Use Token.sent_start for Span.sent (#5439)

Use `Token.sent_start` for sentence boundaries in `Span.sent` so that `Doc.sents` and `Span.sent` return the same sentence boundaries.
2020-05-14 18:22:51 +02:00 · 2020-05-14 18:22:51 +02:00 · e63880e081
parent 780b869345
commit e63880e081
1 changed files with 2 additions and 12 deletions
--- a/spacy/tokens/span.pyx
+++ b/spacy/tokens/span.pyx
@ -389,19 +389,9 @@ cdef class Span:
            return self.doc.user_span_hooks["sent"](self)
        # This should raise if not parsed / no custom sentence boundaries
        self.doc.sents
-        # If doc is parsed we can use the deps to find the sentence
-        # otherwise we use the `sent_start` token attribute
+        # Use `sent_start` token attribute to find sentence boundaries
        cdef int n = 0
-        cdef int i
-        if self.doc.is_parsed:
-            root = &self.doc.c[self.start]

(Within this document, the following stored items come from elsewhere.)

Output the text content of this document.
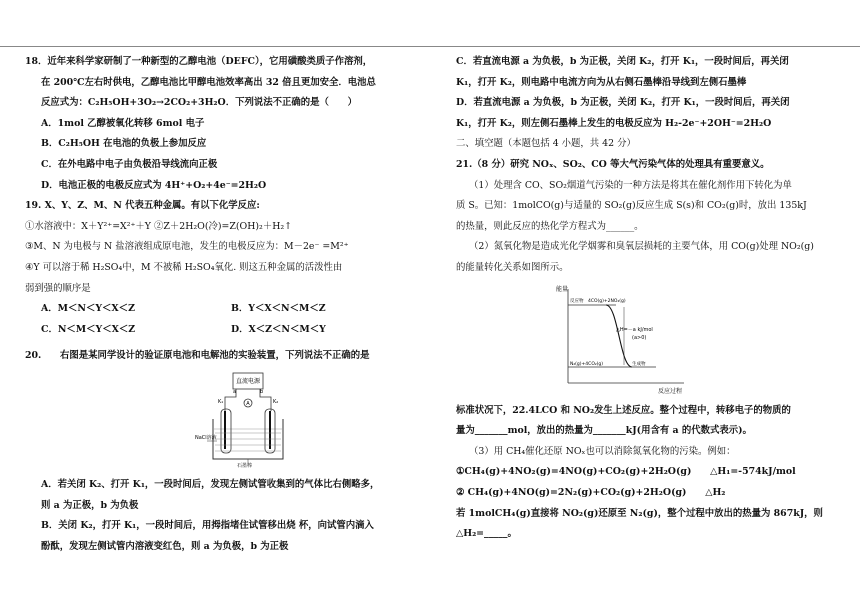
18．近年来科学家研制了一种新型的乙醇电池（DEFC），它用磺酸类质子作溶剂，
在 200℃左右时供电，乙醇电池比甲醇电池效率高出 32 倍且更加安全．电池总
反应式为：C₂H₅OH+3O₂→2CO₂+3H₂O．下列说法不正确的是（　　）
A．1mol 乙醇被氧化转移 6mol 电子
B．C₂H₅OH 在电池的负极上参加反应
C．在外电路中电子由负极沿导线流向正极
D．电池正极的电极反应式为 4H⁺+O₂+4e⁻=2H₂O
19. X、Y、Z、M、N 代表五种金属。有以下化学反应:
①水溶液中：X＋Y²⁺=X²⁺＋Y ②Z＋2H₂O(冷)=Z(OH)₂＋H₂↑
③M、N 为电极与 N 盐溶液组成原电池，发生的电极反应为：M－2e⁻ =M²⁺
④Y 可以溶于稀 H₂SO₄中，M 不被稀 H₂SO₄氧化. 则这五种金属的活泼性由
弱到强的顺序是
A．M＜N＜Y＜X＜Z	B．Y＜X＜N＜M＜Z
C．N＜M＜Y＜X＜Z	D．X＜Z＜N＜M＜Y
20.　　右图是某同学设计的验证原电池和电解池的实验装置，下列说法不正确的是
直流电源
a	b
A
K₁	K₂
NaCl溶液
石墨棒
A．若关闭 K₂、打开 K₁，一段时间后，发现左侧试管收集到的气体比右侧略多，
则 a 为正极，b 为负极
B．关闭 K₂，打开 K₁，一段时间后，用拇指堵住试管移出烧 杯，向试管内滴入
酚酞，发现左侧试管内溶液变红色，则 a 为负极，b 为正极
C．若直流电源 a 为负极，b 为正极，关闭 K₂，打开 K₁，一段时间后，再关闭
K₁，打开 K₂，则电路中电流方向为从右侧石墨棒沿导线到左侧石墨棒
D．若直流电源 a 为负极，b 为正极，关闭 K₂，打开 K₁，一段时间后，再关闭
K₁，打开 K₂，则左侧石墨棒上发生的电极反应为 H₂-2e⁻+2OH⁻=2H₂O
二、填空题（本题包括 4 小题，共 42 分）
21.（8 分）研究 NOₓ、SO₂、CO 等大气污染气体的处理具有重要意义。
（1）处理含 CO、SO₂烟道气污染的一种方法是将其在催化剂作用下转化为单
质 S。已知：1molCO(g)与适量的 SO₂(g)反应生成 S(s)和 CO₂(g)时，放出 135kJ
的热量，则此反应的热化学方程式为______。
（2）氮氧化物是造成光化学烟雾和臭氧层损耗的主要气体，用 CO(g)处理 NO₂(g)
的能量转化关系如图所示。
能量
反应过程
反应物 4CO(g)+2NO₂(g)
N₂(g)+4CO₂(g)	生成物
△H=－a kJ/mol
(a>0)
标准状况下，22.4LCO 和 NO₂发生上述反应。整个过程中，转移电子的物质的
量为_______mol，放出的热量为_______kJ(用含有 a 的代数式表示)。
（3）用 CH₄催化还原 NOₓ也可以消除氮氧化物的污染。例如：
①CH₄(g)+4NO₂(g)=4NO(g)+CO₂(g)+2H₂O(g)　　△H₁=-574kJ/mol
② CH₄(g)+4NO(g)=2N₂(g)+CO₂(g)+2H₂O(g)　　△H₂
若 1molCH₄(g)直接将 NO₂(g)还原至 N₂(g)，整个过程中放出的热量为 867kJ，则
△H₂=_____。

-            while root.head != 0:
-                root += root.head
-                n += 1
-                if n >= self.doc.length:
-                    raise RuntimeError(Errors.E038)
-            return self.doc[root.l_edge:root.r_edge + 1]
-        elif self.doc.is_sentenced:
+        if self.doc.is_sentenced:
            # Find start of the sentence
            start = self.start
            while self.doc.c[start].sent_start != 1 and start > 0: